Switch was a ham radio operator who got in touch with King Ladislas of Bretzelburg who was being kept a virtual prisoner in his palace by General Schmetterling. Ladislas wanted Switch to inform world opinion of his plight but the Bretzelburg secret police intercepted their communications and set out to kidnap Switch. By mistake however they captured Fantasio instead. Spirou resolved to go to Bretzelburg in order to rescue Fantasio and dragged the reluctant Switch along with him.

Switch was terrified from the start, and became even more so as they progressed through Bretzelburg, being convinced that they last hour had come at every minute. Disguised as window cleaners he and Spirou managed to sneak into the Royal palace during which a nervous Switch wrote out his will. He even fainted when he overheard an outburst by the intimidating General Schmetterling.

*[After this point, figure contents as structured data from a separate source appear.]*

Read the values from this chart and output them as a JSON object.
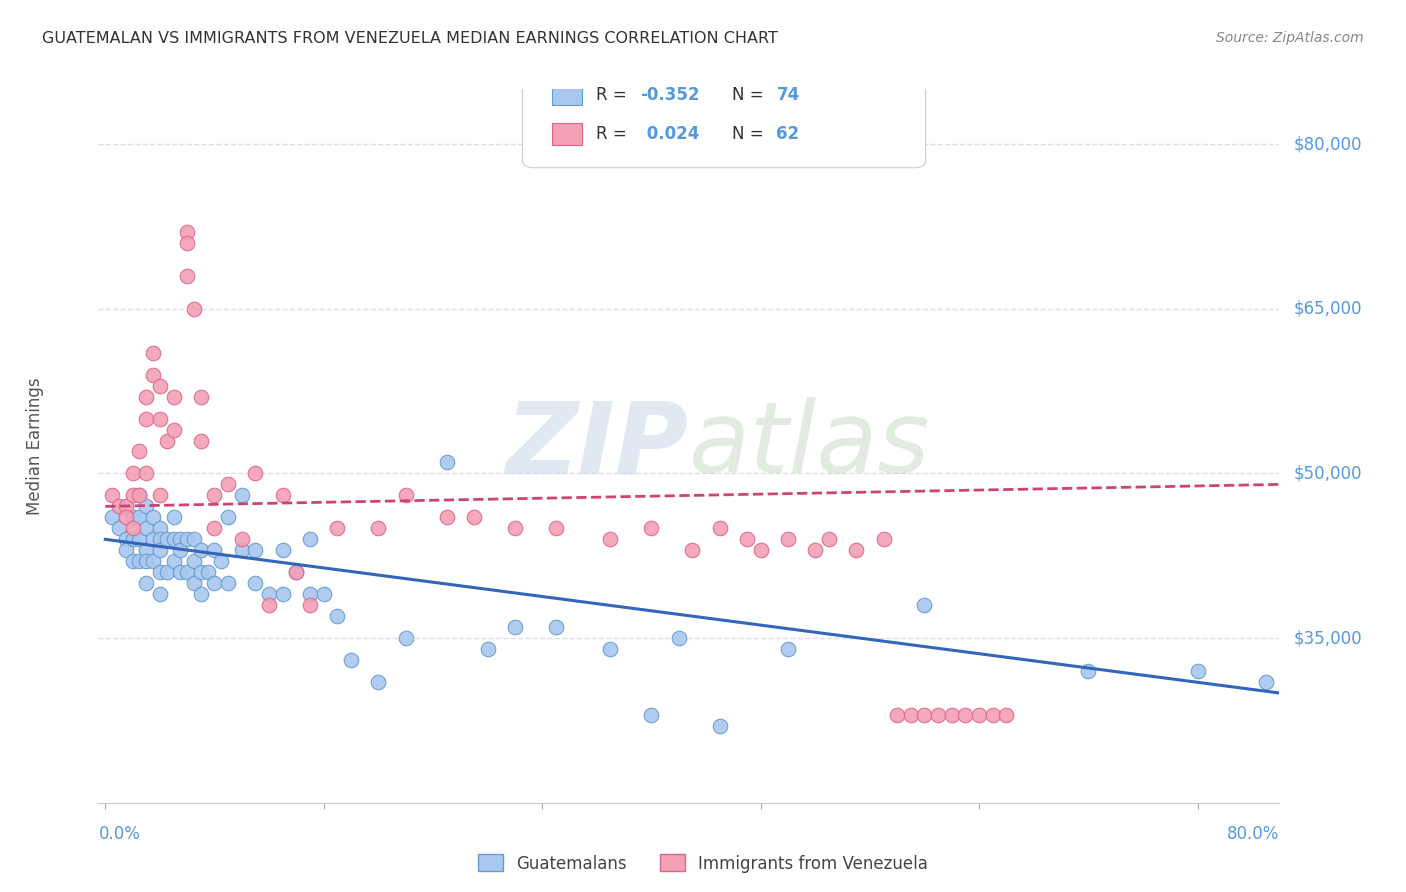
{
  "title": "GUATEMALAN VS IMMIGRANTS FROM VENEZUELA MEDIAN EARNINGS CORRELATION CHART",
  "source": "Source: ZipAtlas.com",
  "ylabel": "Median Earnings",
  "ymin": 20000,
  "ymax": 85000,
  "xmin": -0.005,
  "xmax": 0.86,
  "watermark_zip": "ZIP",
  "watermark_atlas": "atlas",
  "blue_color": "#A8C8F0",
  "pink_color": "#F4A0B5",
  "blue_edge_color": "#6699CC",
  "pink_edge_color": "#DD6688",
  "blue_line_color": "#3366BB",
  "pink_line_color": "#CC4477",
  "grid_color": "#DDDDEE",
  "axis_label_color": "#5599DD",
  "title_color": "#333333",
  "blue_scatter_x": [
    0.005,
    0.01,
    0.015,
    0.015,
    0.02,
    0.02,
    0.02,
    0.025,
    0.025,
    0.025,
    0.025,
    0.03,
    0.03,
    0.03,
    0.03,
    0.03,
    0.035,
    0.035,
    0.035,
    0.04,
    0.04,
    0.04,
    0.04,
    0.04,
    0.045,
    0.045,
    0.05,
    0.05,
    0.05,
    0.055,
    0.055,
    0.055,
    0.06,
    0.06,
    0.065,
    0.065,
    0.065,
    0.07,
    0.07,
    0.07,
    0.075,
    0.08,
    0.08,
    0.085,
    0.09,
    0.09,
    0.1,
    0.1,
    0.11,
    0.11,
    0.12,
    0.13,
    0.13,
    0.14,
    0.15,
    0.15,
    0.16,
    0.17,
    0.18,
    0.2,
    0.22,
    0.25,
    0.28,
    0.3,
    0.33,
    0.37,
    0.4,
    0.42,
    0.45,
    0.5,
    0.6,
    0.72,
    0.8,
    0.85
  ],
  "blue_scatter_y": [
    46000,
    45000,
    44000,
    43000,
    46000,
    44000,
    42000,
    48000,
    46000,
    44000,
    42000,
    47000,
    45000,
    43000,
    42000,
    40000,
    46000,
    44000,
    42000,
    45000,
    44000,
    43000,
    41000,
    39000,
    44000,
    41000,
    46000,
    44000,
    42000,
    44000,
    43000,
    41000,
    44000,
    41000,
    44000,
    42000,
    40000,
    43000,
    41000,
    39000,
    41000,
    43000,
    40000,
    42000,
    46000,
    40000,
    48000,
    43000,
    43000,
    40000,
    39000,
    43000,
    39000,
    41000,
    44000,
    39000,
    39000,
    37000,
    33000,
    31000,
    35000,
    51000,
    34000,
    36000,
    36000,
    34000,
    28000,
    35000,
    27000,
    34000,
    38000,
    32000,
    32000,
    31000
  ],
  "pink_scatter_x": [
    0.005,
    0.01,
    0.015,
    0.015,
    0.02,
    0.02,
    0.02,
    0.025,
    0.025,
    0.03,
    0.03,
    0.03,
    0.035,
    0.035,
    0.04,
    0.04,
    0.04,
    0.045,
    0.05,
    0.05,
    0.06,
    0.06,
    0.06,
    0.065,
    0.07,
    0.07,
    0.08,
    0.08,
    0.09,
    0.1,
    0.11,
    0.12,
    0.13,
    0.14,
    0.15,
    0.17,
    0.2,
    0.22,
    0.25,
    0.27,
    0.3,
    0.33,
    0.37,
    0.4,
    0.43,
    0.45,
    0.47,
    0.48,
    0.5,
    0.52,
    0.53,
    0.55,
    0.57,
    0.58,
    0.59,
    0.6,
    0.61,
    0.62,
    0.63,
    0.64,
    0.65,
    0.66
  ],
  "pink_scatter_y": [
    48000,
    47000,
    47000,
    46000,
    50000,
    48000,
    45000,
    52000,
    48000,
    57000,
    55000,
    50000,
    61000,
    59000,
    58000,
    55000,
    48000,
    53000,
    57000,
    54000,
    72000,
    71000,
    68000,
    65000,
    57000,
    53000,
    48000,
    45000,
    49000,
    44000,
    50000,
    38000,
    48000,
    41000,
    38000,
    45000,
    45000,
    48000,
    46000,
    46000,
    45000,
    45000,
    44000,
    45000,
    43000,
    45000,
    44000,
    43000,
    44000,
    43000,
    44000,
    43000,
    44000,
    28000,
    28000,
    28000,
    28000,
    28000,
    28000,
    28000,
    28000,
    28000
  ],
  "blue_line_x": [
    0.0,
    0.86
  ],
  "blue_line_y": [
    44000,
    30000
  ],
  "pink_line_x": [
    0.0,
    0.86
  ],
  "pink_line_y": [
    47000,
    49000
  ]
}
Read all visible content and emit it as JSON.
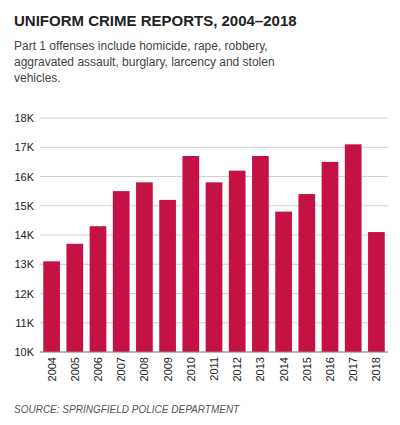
{
  "chart_data": {
    "type": "bar",
    "title": "UNIFORM CRIME REPORTS, 2004–2018",
    "subtitle": "Part 1 offenses include homicide, rape, robbery,\naggravated assault, burglary, larcency and stolen\nvehicles.",
    "source": "SOURCE: SPRINGFIELD POLICE DEPARTMENT",
    "categories": [
      "2004",
      "2005",
      "2006",
      "2007",
      "2008",
      "2009",
      "2010",
      "2011",
      "2012",
      "2013",
      "2014",
      "2015",
      "2016",
      "2017",
      "2018"
    ],
    "values": [
      13100,
      13700,
      14300,
      15500,
      15800,
      15200,
      16700,
      15800,
      16200,
      16700,
      14800,
      15400,
      16500,
      17100,
      14100
    ],
    "color": "#C41245",
    "ylim": [
      10000,
      18000
    ],
    "yticks": [
      {
        "value": 10000,
        "label": "10K"
      },
      {
        "value": 11000,
        "label": "11K"
      },
      {
        "value": 12000,
        "label": "12K"
      },
      {
        "value": 13000,
        "label": "13K"
      },
      {
        "value": 14000,
        "label": "14K"
      },
      {
        "value": 15000,
        "label": "15K"
      },
      {
        "value": 16000,
        "label": "16K"
      },
      {
        "value": 17000,
        "label": "17K"
      },
      {
        "value": 18000,
        "label": "18K"
      }
    ],
    "grid": true
  }
}
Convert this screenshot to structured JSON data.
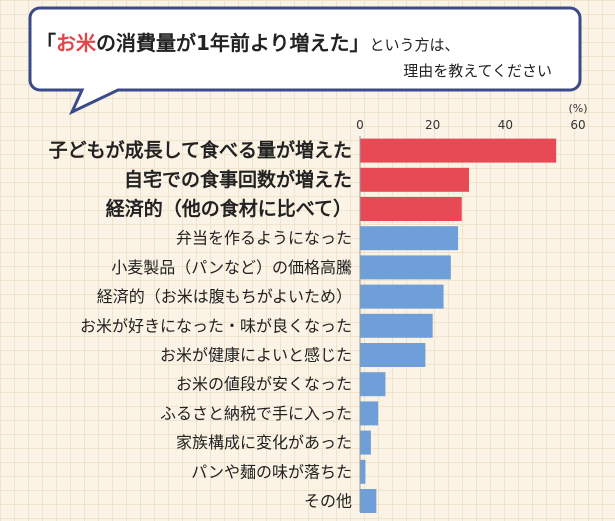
{
  "question": {
    "open_bracket": "「",
    "highlight": "お米",
    "main": "の消費量が1年前より増えた",
    "close_bracket": "」",
    "suffix": "という方は、",
    "line2": "理由を教えてください"
  },
  "colors": {
    "highlight_text": "#e0464c",
    "bar_top": "#e84a55",
    "bar_other": "#6f9fd8",
    "bubble_border": "#3b4a8a",
    "text": "#222222"
  },
  "chart_data": {
    "type": "bar",
    "orientation": "horizontal",
    "unit": "(%)",
    "xlim": [
      0,
      60
    ],
    "ticks": [
      0,
      20,
      40,
      60
    ],
    "categories": [
      "子どもが成長して食べる量が増えた",
      "自宅での食事回数が増えた",
      "経済的（他の食材に比べて）",
      "弁当を作るようになった",
      "小麦製品（パンなど）の価格高騰",
      "経済的（お米は腹もちがよいため）",
      "お米が好きになった・味が良くなった",
      "お米が健康によいと感じた",
      "お米の値段が安くなった",
      "ふるさと納税で手に入った",
      "家族構成に変化があった",
      "パンや麺の味が落ちた",
      "その他"
    ],
    "values": [
      54,
      30,
      28,
      27,
      25,
      23,
      20,
      18,
      7,
      5,
      3,
      1.5,
      4.5
    ],
    "highlighted_count": 3,
    "grid": false
  }
}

Switch, Spirou, Fantasio and the local rebel movement opposed to Schmetterling eventually succeeded in overthrowing him and restoring the King to his authority. Ladislas subsequently introduced reforms to overcome the economic plight caused by the General who had been fraudulently embezzling the state's coffers. The King even awarded Switch the Bretzelburg Medal of Courage!

Switch had a sister whose children enjoyed comics. In a breach of the fourth wall Switch got the characters of Spirou magazine mixed up with those of rival publication Tintin magazine.

====Appearances====
- 18. QRN sur Bretzelburg (Franquin)

===Zantafio===

Zantafio is a recurring antagonist in the series. He was created by Franquin and first appeared in Spirou et les héritiers (1952). Zantafio bears a strong resemblance to Fantasio, because they are cousins.

====Appearances====
- 4. Spirou et les héritiers (Franquin)
- 7. Le dictateur et le champignon (Franquin)
- 8. La mauvaise tête (Franquin)
- 16. L'ombre du Z (Franquin)
- 20. Le faiseur d'or (Fournier)
- 23. Tora Torapa (Fournier)
- 42. Spirou à Moscou (Tome & Janry)
- 48. L'homme qui ne voulait pas mourir (Morvan & Munuera)
- 55. La colère du Marsupilami (Yoann & Vehlmann)

===Zorglub===

Zorglub was created by Greg and Franquin, and first appeared in the story Z comme Zorglub serialised in 1959, published in the diptych albums Z comme Zorglub (1961) and L'ombre du Z (1962). Initially Zorglub's character was that of a sinister megalomaniac, mad scientist, but later becomes a reformed villain.

====Appearances====
- 15. Z comme Zorglub (Franquin)
- 16. L'ombre du Z (Franquin)
- 19. Panade à Champignac (Franquin)
- 20. Le faiseur d'or (Fournier)
- 23. Tora Torapa (Fournier)
- 37. Le réveil du Z (Tome & Janry)
- 50. Au source du Z (Morvan & Munuera)
- Les géants pétrifiés, but only for brief moments

===Itoh Kata===
Japanese magician created by Fournier, and used heavily in his stories, but largely forgotten by later authors, until Morvan and Munuera re-used him in Spirou à Tokyo.